Once you’ve chosen the traits you want to discuss, look at your resume and see if you can narrow them down to two that best describe you. Then, compare those to the role’s requirements and consider how you fit into that equation. For example, if you’re strong in teamwork and data analysis but are worried about a lack of management experience, focus on those areas where you can fill the gaps.

Another great way to prepare is to read up on the company and its mission, so you have a better understanding of how your personality or approach will fit into their culture. This will be reflected in the questions they ask you, and it’s helpful to have a few examples ready so that you can provide specific, detailed answers that highlight your unique qualities.

Passionate, energetic, motivated

Interviewers want to see that you’re interested in the company and its goals. They also want to hire people who are energized and motivated by the job itself.

Adaptable, resilient, resourceful

Interviewers are looking for employees who can take on different roles and responsibilities, as well as change with the company over time. This is a key skill in the workforce, so interviewers will be interested to hear your thoughts about how you’ve been able to adjust to shifting workplace conditions in the past.

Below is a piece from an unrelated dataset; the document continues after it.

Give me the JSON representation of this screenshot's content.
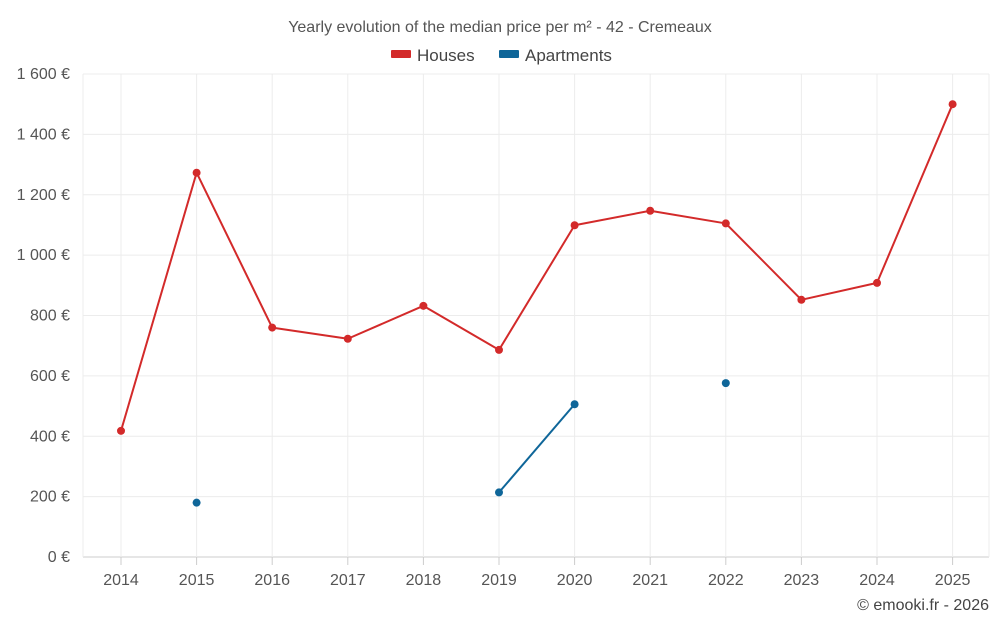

Results-driven, dependable, organized

Describe Yourself With ME


ME/CFS is a complex illness with extreme fatigue and other symptoms that affect your ability to function. It’s not known what causes ME/CFS but it is thought to be triggered by infections and may have genetic, environmental or neurological factors. ME/CFS can start suddenly or gradually over months or years. It’s not known whether ME/CFS can be cured but there are ways to improve your symptoms and help you manage the condition.

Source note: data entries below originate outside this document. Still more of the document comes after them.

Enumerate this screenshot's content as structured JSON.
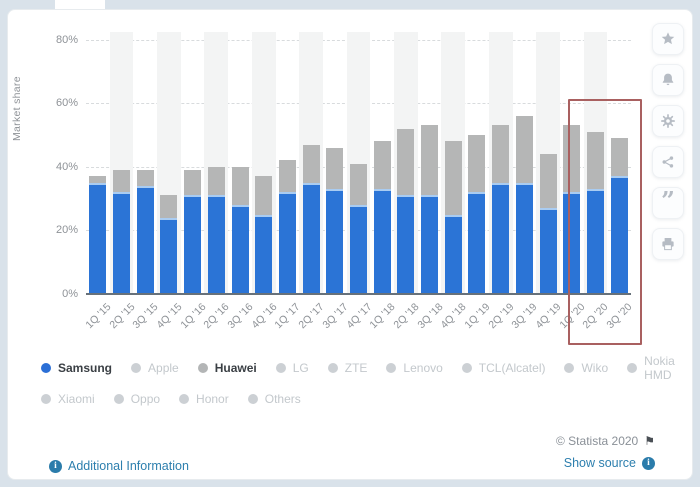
{
  "chart_data": {
    "type": "bar",
    "stacked": true,
    "ylabel": "Market share",
    "ylim": [
      0,
      82
    ],
    "yticks": [
      "0%",
      "20%",
      "40%",
      "60%",
      "80%"
    ],
    "grid": "horizontal-dashed",
    "legend_position": "bottom",
    "categories": [
      "1Q '15",
      "2Q '15",
      "3Q '15",
      "4Q '15",
      "1Q '16",
      "2Q '16",
      "3Q '16",
      "4Q '16",
      "1Q '17",
      "2Q '17",
      "3Q '17",
      "4Q '17",
      "1Q '18",
      "2Q '18",
      "3Q '18",
      "4Q '18",
      "1Q '19",
      "2Q '19",
      "3Q '19",
      "4Q '19",
      "1Q '20",
      "2Q '20",
      "3Q '20"
    ],
    "series": [
      {
        "name": "Samsung",
        "color": "#2b74d6",
        "values": [
          35,
          32,
          34,
          24,
          31,
          31,
          28,
          25,
          32,
          35,
          33,
          28,
          33,
          31,
          31,
          25,
          32,
          35,
          35,
          27,
          32,
          33,
          37
        ]
      },
      {
        "name": "Huawei",
        "color": "#b5b6b6",
        "values": [
          2,
          7,
          5,
          7,
          8,
          9,
          12,
          12,
          10,
          12,
          13,
          13,
          15,
          21,
          22,
          23,
          18,
          18,
          21,
          17,
          21,
          18,
          12
        ]
      }
    ],
    "highlight": {
      "categories": [
        "1Q '20",
        "2Q '20",
        "3Q '20"
      ],
      "color": "#a96060"
    }
  },
  "legend": {
    "rows": [
      [
        {
          "label": "Samsung",
          "active": true,
          "dot": "#2b6fd6"
        },
        {
          "label": "Apple",
          "active": false,
          "dot": "#ccd0d4"
        },
        {
          "label": "Huawei",
          "active": true,
          "dot": "#b3b5b6"
        },
        {
          "label": "LG",
          "active": false,
          "dot": "#ccd0d4"
        },
        {
          "label": "ZTE",
          "active": false,
          "dot": "#ccd0d4"
        },
        {
          "label": "Lenovo",
          "active": false,
          "dot": "#ccd0d4"
        },
        {
          "label": "TCL(Alcatel)",
          "active": false,
          "dot": "#ccd0d4"
        },
        {
          "label": "Wiko",
          "active": false,
          "dot": "#ccd0d4"
        },
        {
          "label": "Nokia HMD",
          "active": false,
          "dot": "#ccd0d4"
        }
      ],
      [
        {
          "label": "Xiaomi",
          "active": false,
          "dot": "#ccd0d4"
        },
        {
          "label": "Oppo",
          "active": false,
          "dot": "#ccd0d4"
        },
        {
          "label": "Honor",
          "active": false,
          "dot": "#ccd0d4"
        },
        {
          "label": "Others",
          "active": false,
          "dot": "#ccd0d4"
        }
      ]
    ]
  },
  "toolbar": {
    "buttons": [
      {
        "name": "favorite",
        "icon": "star-icon"
      },
      {
        "name": "notifications",
        "icon": "bell-icon"
      },
      {
        "name": "settings",
        "icon": "gear-icon"
      },
      {
        "name": "share",
        "icon": "share-icon"
      },
      {
        "name": "cite",
        "icon": "quote-icon"
      },
      {
        "name": "print",
        "icon": "printer-icon"
      }
    ]
  },
  "footer": {
    "copyright": "© Statista 2020",
    "additional_info": "Additional Information",
    "show_source": "Show source"
  },
  "icons": {
    "quote_glyph": "”",
    "flag_glyph": "⚑",
    "info_glyph": "i"
  }
}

The goal of the End ME/CFS Project is to accelerate ME/CFS research so precise diagnostic tools and life-changing treatments can be found as soon as possible. Support our efforts by donating today!

Describe yourself with ME

Choosing the right words to describe yourself can be tricky. It’s important to think about who will be asking and reading the questions, as well as what type of person you want to target with your description. This will help you focus on the qualities that are most relevant to that audience.

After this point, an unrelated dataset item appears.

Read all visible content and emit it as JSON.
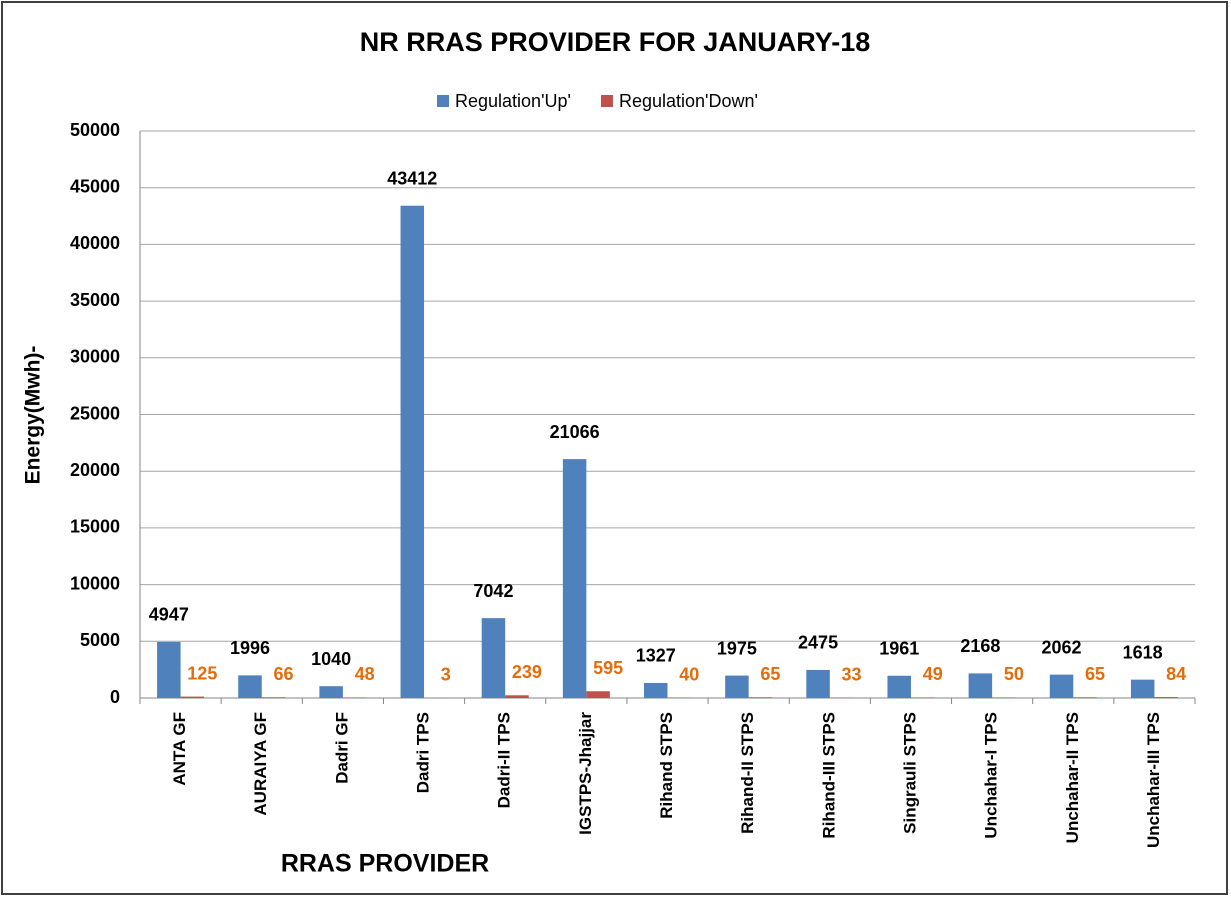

For example, if you’re applying to college, it would be helpful to ask friends and family members to give you their describing words for yourself. These could be used in your application or for recommendation letters. It’s also a good idea to get describing words from people who haven’t been close to you, such as teachers or coworkers. This will give you a more objective view of your strengths and weaknesses.

When it comes to describing yourself with ME, it’s also important to be honest. A dishonest answer can skew someone’s opinion of you, so it’s best to be completely honest. In some cases, you can even make the game fun by giving players incorrect answers in a silly situation.

ME/CFS can cause pain and other symptoms in many parts of your body, including headaches, sore throats, tender lymph nodes in the neck and armpits, nausea, difficulty concentrating, unrefreshing sleep and a feeling that your mind is working too hard. You may also be sensitive to light, noise, smells and certain foods.

ME/CFS is more common in women than men, and it can affect all ages. It can occur in any race, ethnicity or socioeconomic background. It’s not clear what causes ME/CFS, but there is evidence of a link between ME/CFS and a variety of infectious illnesses. Some of these include glandular fever, Epstein-Barr virus (EBV), herpes viruses such as herpes simplex and HHV-6, hepatitis A, B and C infection, and Ross River virus in Australia. Other infections can trigger ME/CFS, such as labyrinthitis and enteroviruses.